De 1999 à 2001, Wang Bing a filmé magistralement la chute d’un mythe politique, thème qui pourtant n’est pas évoqué frontalement. En imposant l’immédiateté physique de ses plans, le cinéaste parvient à rendre le corps/décor de ses sujets éminemment politiques.

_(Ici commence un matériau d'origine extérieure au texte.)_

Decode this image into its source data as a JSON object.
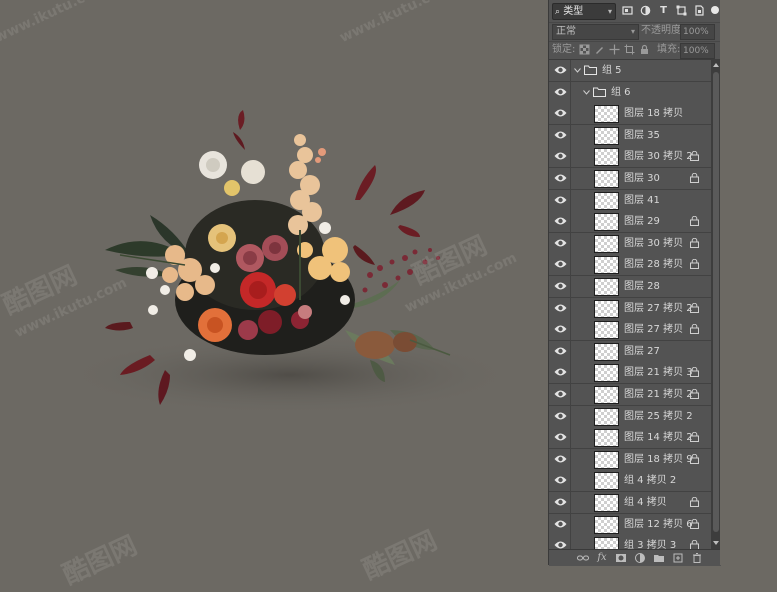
{
  "watermarks": [
    "酷图网",
    "www.ikutu.com"
  ],
  "toolbar": {
    "filter_type_label": "类型",
    "blend_mode": "正常",
    "opacity_label": "不透明度:",
    "opacity_value": "100%",
    "lock_label": "锁定:",
    "fill_label": "填充:",
    "fill_value": "100%"
  },
  "layers": [
    {
      "kind": "group",
      "name": "组 5",
      "indent": 0,
      "expanded": true,
      "locked": false
    },
    {
      "kind": "group",
      "name": "组 6",
      "indent": 1,
      "expanded": true,
      "locked": false
    },
    {
      "kind": "layer",
      "name": "图层 18 拷贝",
      "locked": false
    },
    {
      "kind": "layer",
      "name": "图层 35",
      "locked": false
    },
    {
      "kind": "layer",
      "name": "图层 30 拷贝 2",
      "locked": true
    },
    {
      "kind": "layer",
      "name": "图层 30",
      "locked": true
    },
    {
      "kind": "layer",
      "name": "图层 41",
      "locked": false
    },
    {
      "kind": "layer",
      "name": "图层 29",
      "locked": true
    },
    {
      "kind": "layer",
      "name": "图层 30 拷贝",
      "locked": true
    },
    {
      "kind": "layer",
      "name": "图层 28 拷贝",
      "locked": true
    },
    {
      "kind": "layer",
      "name": "图层 28",
      "locked": false
    },
    {
      "kind": "layer",
      "name": "图层 27 拷贝 2",
      "locked": true
    },
    {
      "kind": "layer",
      "name": "图层 27 拷贝",
      "locked": true
    },
    {
      "kind": "layer",
      "name": "图层 27",
      "locked": false
    },
    {
      "kind": "layer",
      "name": "图层 21 拷贝 3",
      "locked": true
    },
    {
      "kind": "layer",
      "name": "图层 21 拷贝 2",
      "locked": true
    },
    {
      "kind": "layer",
      "name": "图层 25 拷贝 2",
      "locked": false
    },
    {
      "kind": "layer",
      "name": "图层 14 拷贝 2",
      "locked": true
    },
    {
      "kind": "layer",
      "name": "图层 18 拷贝 9",
      "locked": true
    },
    {
      "kind": "layer",
      "name": "组 4 拷贝 2",
      "locked": false
    },
    {
      "kind": "layer",
      "name": "组 4 拷贝",
      "locked": true
    },
    {
      "kind": "layer",
      "name": "图层 12 拷贝 6",
      "locked": true
    },
    {
      "kind": "layer",
      "name": "组 3 拷贝 3",
      "locked": true
    }
  ]
}
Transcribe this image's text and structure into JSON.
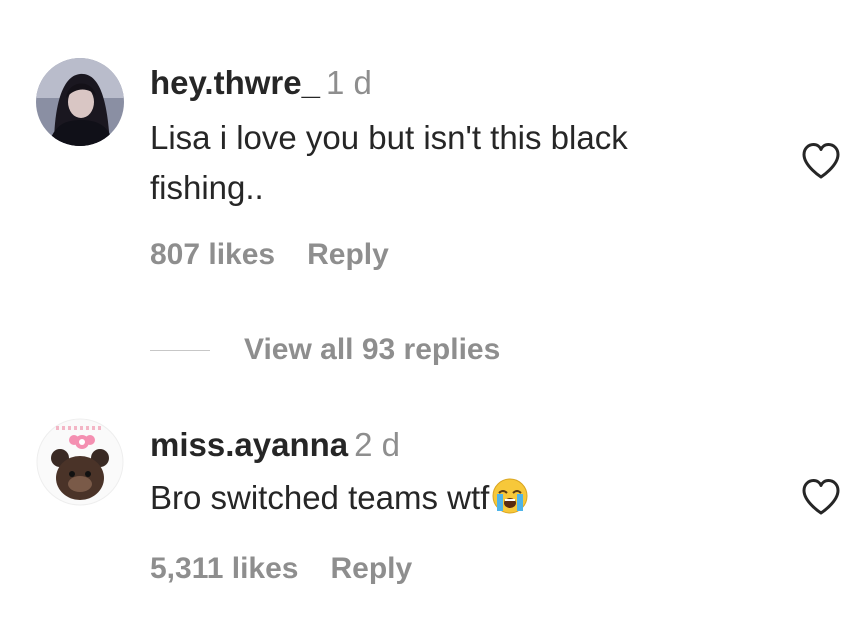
{
  "comments": [
    {
      "username": "hey.thwre_",
      "time": "1 d",
      "text_line1": "Lisa i love you but isn't this black",
      "text_line2": "fishing..",
      "likes": "807 likes",
      "reply_label": "Reply",
      "avatar_icon": "user-avatar-dark-hair",
      "like_icon": "heart-outline-icon"
    },
    {
      "username": "miss.ayanna",
      "time": "2 d",
      "text": "Bro switched teams wtf",
      "emoji_icon": "loudly-crying-face-emoji",
      "likes": "5,311 likes",
      "reply_label": "Reply",
      "avatar_icon": "user-avatar-bear-with-bow",
      "like_icon": "heart-outline-icon"
    }
  ],
  "view_replies": {
    "label": "View all 93 replies"
  },
  "colors": {
    "primary_text": "#262626",
    "secondary_text": "#8e8e8e",
    "divider": "#c7c7c7"
  }
}
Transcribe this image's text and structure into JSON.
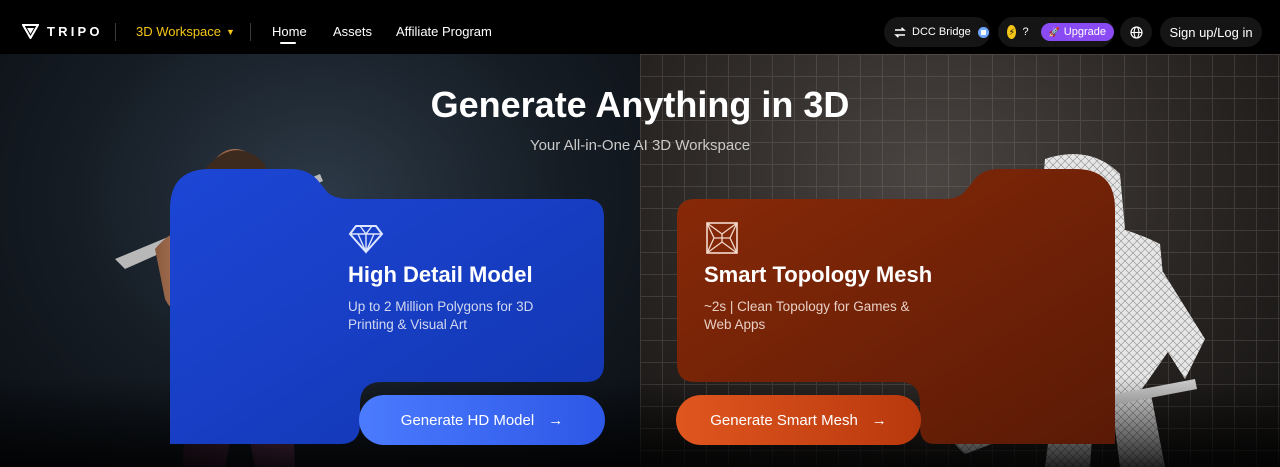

Cette œuvre est visible dans une salle à Paris. Dieutre racontait qu’il avait vu le film projeté dans son intégralité à Lisbonne. Neuf heures pendant lesquelles il entrait et sortait pour aller fumer des cigarettes ou boire un coup. Preuve que, A L’Ouest des Rails, documentaire non narratif, mû par une incroyable liberté, autorise le spectateur à exercer la sienne, par ricochets. Wang Bing ou l’art de faire société.
Sandrine Marques




Le 3/07/2004 à 15:16
aaaaaaaaaaaaaaaaaaaarrrrrrrrrrrrrrrrrrrgh
Le 3/07/2004 à 15:19
Que signifie ce “arrrgh” étouffé ? Râle d’agonie ou d’extase, cher JMF (JM Frodon ? I presume) ?
Le 3/07/2004 à 15:21
jmf = Jean-Michel Farre ? Parce que si c’est le cas, je dirais que c’est pas très décent d’étaler ses frasques conjugales et extra-conjugales avec Isabelle Radjani et Anne Paréault…
Le 3/07/2004 à 15:46
Merci jmf (qui que tu sois) tu me rassures, je pensais être la seule inculte dans le language cinématographique !!
Le 5/07/2004 à 23:15
J’ai vu le film dans son intégralité et sous-titré en anglais. Autant dire que j’étais en sortant épuisé ! Néanmoins, je l’ai trouvé très impressionnant. Je suis d’accord avec ce que tu en dis et je fus pour ma part sensible à la manière dont, avec sa caméra mais aussi avec le train (qu’il était obligé de prendre tous les matins tant l’espace qu’il souhaitait couvrir était immense), Wang Bing dessine une géographie, industrielle et humaine… Il semblerait que le cinéaste prépare un nouveau projet tout aussi voire plus long…
Le 6/07/2004 à 15:59
Tu as toute mon admiration, Willy.
Au bout de 5 heures, entrecoupées de débats, j’étais morte, moi aussi ! Cette inscription dans la durée me paraît pertinente : temps et mémoire sont liées intimement dans ec projet monumental.
Ce qui est étonnant c’est que Wang Bing prépare en effet un nouveau film de fiction, et sur une trame classique ! Ce réalisateur est décidément très surprenant.